Find Frictional Force & Rotational Inertia of a Wheel

[Nanuven]

In the figure below, a constant horizontal force Fapp of magnitude 15 N is applied to a wheel of mass 14 kg and radius 0.40 m. The wheel rolls smoothly on the horizontal surface, and the acceleration of its center of mass has magnitude 0.43 m/s2.

(a) In unit-vector notation, what is the frictional force on the wheel? (b) What is the rotational inertia of the wheel about the rotation axis through its center of mass? Ok so the wheel is rolling smoothly which means that static friction is involved. I came up that Frictional Force = uN = u(14 * 9.8) = 137.2 u

So the only forces acting upon this object is the applied force, 15N and Friction which is 137.2 u.

Now I'm lost...I don't know where to go from here...any help please?

 

[Nabeshin]

Actually, a wheel rolling smoothly just means there is no slippage occurring. Think about what has to be true if the wheel is not to slip while moving translationally. Also this relates to kinetic, not static friction, as the wheel is in motion.

 

[alphysicist]

Hi Nanuven,

In this case I don't believe you can use that formula for the frictional force. For the static frictional force

u_s N

gives the maximum static frictional force, which occurs when the surfaces are just about to slip. That does not appear to be happening here.

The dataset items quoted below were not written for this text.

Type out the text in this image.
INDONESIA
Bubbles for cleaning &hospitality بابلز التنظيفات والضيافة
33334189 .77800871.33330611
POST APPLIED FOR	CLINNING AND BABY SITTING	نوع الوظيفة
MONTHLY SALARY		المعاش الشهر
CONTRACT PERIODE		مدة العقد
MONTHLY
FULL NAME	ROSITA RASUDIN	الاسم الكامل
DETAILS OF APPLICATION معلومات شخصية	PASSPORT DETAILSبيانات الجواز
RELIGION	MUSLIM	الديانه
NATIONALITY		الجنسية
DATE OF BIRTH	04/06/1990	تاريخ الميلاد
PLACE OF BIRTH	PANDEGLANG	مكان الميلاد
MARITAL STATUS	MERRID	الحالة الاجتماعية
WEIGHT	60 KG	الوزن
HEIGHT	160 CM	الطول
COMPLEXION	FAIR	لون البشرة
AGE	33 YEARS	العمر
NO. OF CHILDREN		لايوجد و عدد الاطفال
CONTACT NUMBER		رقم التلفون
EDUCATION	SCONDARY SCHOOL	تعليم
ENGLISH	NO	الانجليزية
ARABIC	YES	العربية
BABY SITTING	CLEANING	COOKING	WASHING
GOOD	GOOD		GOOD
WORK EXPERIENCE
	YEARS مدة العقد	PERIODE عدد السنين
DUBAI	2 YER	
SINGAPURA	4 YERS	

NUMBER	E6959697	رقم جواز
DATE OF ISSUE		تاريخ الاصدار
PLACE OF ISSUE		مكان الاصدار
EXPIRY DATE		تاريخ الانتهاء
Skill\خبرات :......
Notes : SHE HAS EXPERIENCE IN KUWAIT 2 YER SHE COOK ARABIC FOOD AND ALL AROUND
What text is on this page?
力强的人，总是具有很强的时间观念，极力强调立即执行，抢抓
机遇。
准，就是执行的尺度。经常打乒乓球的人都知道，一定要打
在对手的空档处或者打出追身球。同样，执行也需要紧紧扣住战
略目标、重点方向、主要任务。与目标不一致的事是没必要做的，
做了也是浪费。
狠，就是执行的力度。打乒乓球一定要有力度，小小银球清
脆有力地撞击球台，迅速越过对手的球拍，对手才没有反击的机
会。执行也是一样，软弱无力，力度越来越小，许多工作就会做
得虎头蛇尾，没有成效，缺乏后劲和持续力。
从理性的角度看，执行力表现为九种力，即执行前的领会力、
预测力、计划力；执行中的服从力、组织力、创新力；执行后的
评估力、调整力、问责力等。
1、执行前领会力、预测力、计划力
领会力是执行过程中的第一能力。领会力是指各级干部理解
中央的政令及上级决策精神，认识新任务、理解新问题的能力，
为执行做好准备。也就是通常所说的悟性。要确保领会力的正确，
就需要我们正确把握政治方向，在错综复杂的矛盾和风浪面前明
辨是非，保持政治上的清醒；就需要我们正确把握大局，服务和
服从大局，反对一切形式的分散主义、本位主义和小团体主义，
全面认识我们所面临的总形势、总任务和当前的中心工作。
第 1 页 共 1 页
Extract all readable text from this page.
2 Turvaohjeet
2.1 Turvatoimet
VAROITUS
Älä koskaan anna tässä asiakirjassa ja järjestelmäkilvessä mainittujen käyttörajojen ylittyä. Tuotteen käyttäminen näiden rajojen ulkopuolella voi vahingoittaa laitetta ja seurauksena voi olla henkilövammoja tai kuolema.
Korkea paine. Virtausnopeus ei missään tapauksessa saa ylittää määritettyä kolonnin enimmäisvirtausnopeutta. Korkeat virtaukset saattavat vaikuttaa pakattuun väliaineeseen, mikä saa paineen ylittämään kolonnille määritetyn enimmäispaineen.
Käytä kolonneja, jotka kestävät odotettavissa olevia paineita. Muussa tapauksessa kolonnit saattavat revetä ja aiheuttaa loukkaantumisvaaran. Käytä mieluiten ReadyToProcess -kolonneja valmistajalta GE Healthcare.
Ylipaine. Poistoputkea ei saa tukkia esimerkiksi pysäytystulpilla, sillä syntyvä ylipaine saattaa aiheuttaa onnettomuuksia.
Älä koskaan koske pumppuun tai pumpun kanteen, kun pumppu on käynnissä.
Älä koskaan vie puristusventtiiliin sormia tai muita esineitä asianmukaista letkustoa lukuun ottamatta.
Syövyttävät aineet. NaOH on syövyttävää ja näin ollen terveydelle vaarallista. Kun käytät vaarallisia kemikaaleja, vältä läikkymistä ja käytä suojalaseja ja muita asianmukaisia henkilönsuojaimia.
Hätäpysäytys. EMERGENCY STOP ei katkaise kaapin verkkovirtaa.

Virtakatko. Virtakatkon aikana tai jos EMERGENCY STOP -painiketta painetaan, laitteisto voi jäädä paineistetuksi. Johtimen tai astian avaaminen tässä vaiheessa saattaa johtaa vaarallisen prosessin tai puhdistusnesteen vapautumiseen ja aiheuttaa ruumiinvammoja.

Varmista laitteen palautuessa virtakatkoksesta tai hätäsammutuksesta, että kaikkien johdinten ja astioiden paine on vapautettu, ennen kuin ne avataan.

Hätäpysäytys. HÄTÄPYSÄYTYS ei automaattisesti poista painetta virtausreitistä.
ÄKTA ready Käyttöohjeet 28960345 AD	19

I think to find the frictional force, perhaps use a force diagram and Newton's law, since the acceleration is given.

-----------------

Hi Nabeshin,

When the wheel is rolling without slipping the kinetic frictional force is not involved. The difference between kinetic and static friction is whether or not the two surfaces are in relative motion at the contact point. But the bottom of a wheel that is in contact with the ground has zero velocity if it is rolling smoothly, so there is no relative motion at that point.

 

[tiny-tim]

Hi Nanuven!

You don't need the coefficient of friction at all.

Just follow alphysicist's advice, and use Newton's second law: total horizontal force = mass times horizontal acceleration!